May ends in beginnings. Another parking lot, more nerves, Brother,
do you have a dollar? asks a man on the street, the lightning
of empathy hits so you give three. It’s the simple, brilliant tussle
of an idea, the smile imprinted, his glasses, the evident love
of poetry, the poetry of possibility like a blank page (golden).
Ask and he’ll say yes your gut tells you. Could you be so lucky?
June is three decades long. You fall this month, that lucky
accident of arms and ass, blue shorts you lend that fit, you brother
him, tell him so while every pulse through vein and brain is golden
and aches for more. You see a band, ask Are You Lightning?
but know the answer, swallow beer, drive home, wipe vomit, love
vomit because it came from him. You keep silent, this tussle.

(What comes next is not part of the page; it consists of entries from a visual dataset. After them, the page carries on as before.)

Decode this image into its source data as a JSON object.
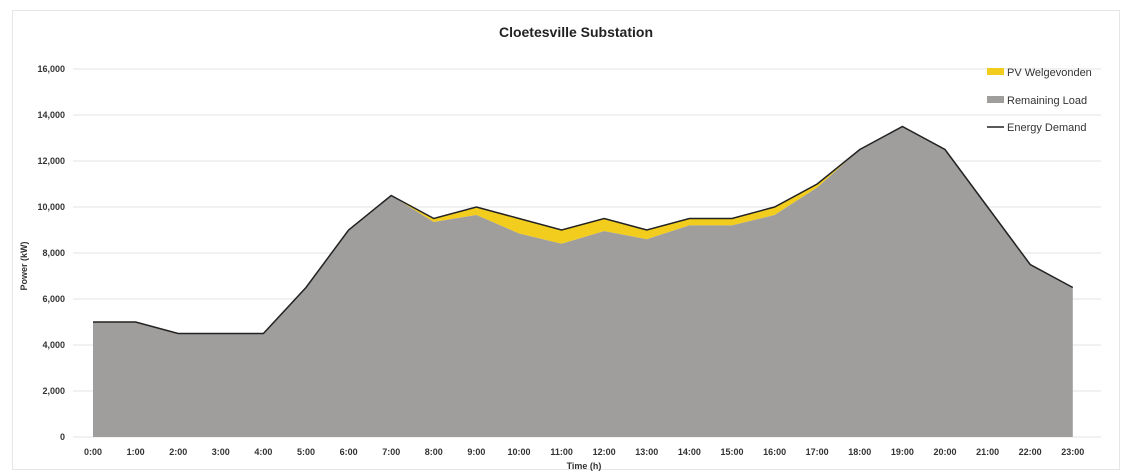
{
  "chart_data": {
    "type": "area",
    "title": "Cloetesville Substation",
    "xlabel": "Time (h)",
    "ylabel": "Power (kW)",
    "ylim": [
      0,
      16000
    ],
    "yticks": [
      0,
      2000,
      4000,
      6000,
      8000,
      10000,
      12000,
      14000,
      16000
    ],
    "ytick_labels": [
      "0",
      "2,000",
      "4,000",
      "6,000",
      "8,000",
      "10,000",
      "12,000",
      "14,000",
      "16,000"
    ],
    "grid": true,
    "legend_position": "top-right",
    "categories": [
      "0:00",
      "1:00",
      "2:00",
      "3:00",
      "4:00",
      "5:00",
      "6:00",
      "7:00",
      "8:00",
      "9:00",
      "10:00",
      "11:00",
      "12:00",
      "13:00",
      "14:00",
      "15:00",
      "16:00",
      "17:00",
      "18:00",
      "19:00",
      "20:00",
      "21:00",
      "22:00",
      "23:00"
    ],
    "series": [
      {
        "name": "PV Welgevonden",
        "kind": "stacked-area",
        "color": "#f2cd1d",
        "values": [
          0,
          0,
          0,
          0,
          0,
          0,
          0,
          0,
          150,
          350,
          650,
          600,
          550,
          400,
          300,
          300,
          350,
          150,
          0,
          0,
          0,
          0,
          0,
          0
        ]
      },
      {
        "name": "Remaining Load",
        "kind": "stacked-area",
        "color": "#a09e9c",
        "values": [
          5000,
          5000,
          4500,
          4500,
          4500,
          6500,
          9000,
          10500,
          9350,
          9650,
          8850,
          8400,
          8950,
          8600,
          9200,
          9200,
          9650,
          10850,
          12500,
          13500,
          12500,
          10000,
          7500,
          6500
        ]
      },
      {
        "name": "Energy Demand",
        "kind": "line",
        "color": "#222222",
        "values": [
          5000,
          5000,
          4500,
          4500,
          4500,
          6500,
          9000,
          10500,
          9500,
          10000,
          9500,
          9000,
          9500,
          9000,
          9500,
          9500,
          10000,
          11000,
          12500,
          13500,
          12500,
          10000,
          7500,
          6500
        ]
      }
    ]
  }
}
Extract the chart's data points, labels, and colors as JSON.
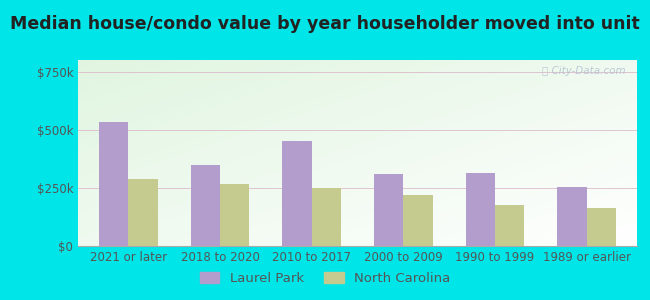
{
  "title": "Median house/condo value by year householder moved into unit",
  "categories": [
    "2021 or later",
    "2018 to 2020",
    "2010 to 2017",
    "2000 to 2009",
    "1990 to 1999",
    "1989 or earlier"
  ],
  "laurel_park": [
    535000,
    350000,
    450000,
    310000,
    315000,
    255000
  ],
  "north_carolina": [
    290000,
    265000,
    248000,
    218000,
    178000,
    163000
  ],
  "bar_color_laurel": "#b39dcc",
  "bar_color_nc": "#c5ca8e",
  "yticks": [
    0,
    250000,
    500000,
    750000
  ],
  "ytick_labels": [
    "$0",
    "$250k",
    "$500k",
    "$750k"
  ],
  "ylim": [
    0,
    800000
  ],
  "background_outer": "#00e5e8",
  "legend_laurel": "Laurel Park",
  "legend_nc": "North Carolina",
  "watermark": "Ⓣ City-Data.com",
  "title_fontsize": 12.5,
  "axis_fontsize": 8.5,
  "legend_fontsize": 9.5
}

July is when the gods turn angry. You allow yourself only a tussle
of his curly hair. You drink his eyes. You think yourself lucky.
You swim together. He climbs onto you. You stiffen, breathe, love.
You put your hands on his shoulders, hold him. You call him brother
when, really, you want to kiss him. The marriage ends in lightning
and thunder and that long-awaited downpour. Nothing’s golden.
August stretches the tussle of longing. Cain and Abel’s brother
war turns mutual confession, lucky circumstance, and lightning:
You’ve both waited. You finally kiss him. The moon is golden.